Thomas Heiselberg es una buena persona. Alemán empleado en la oficina berlinesa de una señera firma estadounidense -una de las pocas que, desoyendo las recomendaciones del departamento de Estado, mantienen negocios abiertos en Alemania-, ha preparado estudios que han permitido su consolidación en el mercado. Como muchos de sus contemporáneos, detesta el antisemitismo -de hecho, se analiza con una judía-, considera que los líderes nazis son unos mentecatos que no tardarán en ser defenestrados e intenta mantenerse al margen de la política. Pero, cuando en septiembre de 1939 Hitler ordena la invasión de Polonia, Thomas no duda en ofrecer sus servicios a las autoridades del nuevo Gobierno General. Allí, constatará que sus eficientes modelos de gestión serán responsables de buen número de muertes, pero ni así abandonará su encargo.

            No muy lejos de allí, en la Unión Soviética -entonces todavía aliada de Hitler-, Alexandra Weiesberg también es una buena persona. Hija de un par de intelectuales judíos, se ha prestado a colaborar con la policía secreta de Stalin con el único fin de salvar las vidas de sus hermanos. A tal efecto, se ha prestado a delatar al círculo de sus padres -y a ellos mismos-, en una disyuntiva que recuerda la vivida por la protagonista de La decisión de Sophie de William Styron (brillantemente encarnada por Meryl Streep en la película homónima).

            Estas dos figuras, cuyos destinos confluyen trágicamente en Brest  poco antes del inicio de la operación Barbarroja, son los protagonistas de Las buenas personas (2010) de Nir Baram, la primera novela israelí que se atreve a abordar el Holocausto.

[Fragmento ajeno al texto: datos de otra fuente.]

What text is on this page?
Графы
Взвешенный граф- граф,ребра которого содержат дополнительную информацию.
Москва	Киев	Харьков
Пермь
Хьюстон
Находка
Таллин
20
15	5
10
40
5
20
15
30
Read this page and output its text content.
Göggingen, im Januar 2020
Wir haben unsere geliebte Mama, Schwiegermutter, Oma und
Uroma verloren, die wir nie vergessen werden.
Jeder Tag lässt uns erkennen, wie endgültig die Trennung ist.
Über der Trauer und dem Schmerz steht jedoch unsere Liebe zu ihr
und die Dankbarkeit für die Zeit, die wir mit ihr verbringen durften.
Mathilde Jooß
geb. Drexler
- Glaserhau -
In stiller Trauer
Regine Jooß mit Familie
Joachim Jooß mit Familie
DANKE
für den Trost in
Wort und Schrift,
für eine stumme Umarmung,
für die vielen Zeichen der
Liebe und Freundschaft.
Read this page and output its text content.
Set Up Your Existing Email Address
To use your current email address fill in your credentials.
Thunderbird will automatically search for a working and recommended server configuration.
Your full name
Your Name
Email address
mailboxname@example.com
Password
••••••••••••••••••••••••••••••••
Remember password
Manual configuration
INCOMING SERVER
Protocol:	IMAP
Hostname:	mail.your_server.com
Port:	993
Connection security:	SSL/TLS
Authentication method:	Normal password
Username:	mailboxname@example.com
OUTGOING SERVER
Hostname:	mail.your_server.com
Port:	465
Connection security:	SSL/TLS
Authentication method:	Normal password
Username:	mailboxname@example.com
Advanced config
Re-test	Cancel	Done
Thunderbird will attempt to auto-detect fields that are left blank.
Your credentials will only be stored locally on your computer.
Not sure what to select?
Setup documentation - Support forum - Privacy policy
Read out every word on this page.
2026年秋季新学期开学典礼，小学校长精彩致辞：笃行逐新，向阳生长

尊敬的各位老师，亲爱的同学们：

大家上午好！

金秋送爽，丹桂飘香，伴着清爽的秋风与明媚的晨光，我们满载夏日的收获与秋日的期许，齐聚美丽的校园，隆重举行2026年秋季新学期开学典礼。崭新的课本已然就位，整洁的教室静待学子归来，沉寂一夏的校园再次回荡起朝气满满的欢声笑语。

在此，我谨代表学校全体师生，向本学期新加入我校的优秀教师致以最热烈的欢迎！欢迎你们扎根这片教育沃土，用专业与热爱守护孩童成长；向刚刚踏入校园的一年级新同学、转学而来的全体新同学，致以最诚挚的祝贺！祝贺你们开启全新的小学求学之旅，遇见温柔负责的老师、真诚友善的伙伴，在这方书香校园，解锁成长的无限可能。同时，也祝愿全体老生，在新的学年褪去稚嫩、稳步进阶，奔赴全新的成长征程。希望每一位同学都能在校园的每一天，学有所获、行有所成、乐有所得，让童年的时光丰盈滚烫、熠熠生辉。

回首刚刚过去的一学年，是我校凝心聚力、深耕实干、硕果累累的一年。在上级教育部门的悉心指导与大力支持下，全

Sólo que, a diferencia de lo que ocurre en buena parte de la ingente cantidad de libros y películas sobre el tema, Baram no ha querido regodearse en las atrocidades de los verdugos o en los actos de heroísmo o supervivencia de las víctimas, sino en esa zona gris -para usar el término de Primo Levi- habitada por quienes, con su pasividad o su silencio contribuyeron a que ocurrieran algunos de los mayores crímenes de la historia.

            Como toda gran novela histórica, el mayor mérito de Las buenas personas radica en su capacidad para hablarnos del presente, más que del pasado. Porque esas buenas personas que toleraron la carnicería nazi son las mismas que luego prefirieron no escuchar las noticias que alertaban sobre los genocidios de Camboya o la antigua Yugoslavia, de Ruanda o Darfur. Porque esas buenas personas siguen aquí, indiferentes a los horrores que se cometen a unos pasos. Porque esas buenas personas somos nosotros. Para constatarlo, basta leer otra deslumbrante novela política, en este caso mexicana: La fila india (2013) de Antonio Ortuño.   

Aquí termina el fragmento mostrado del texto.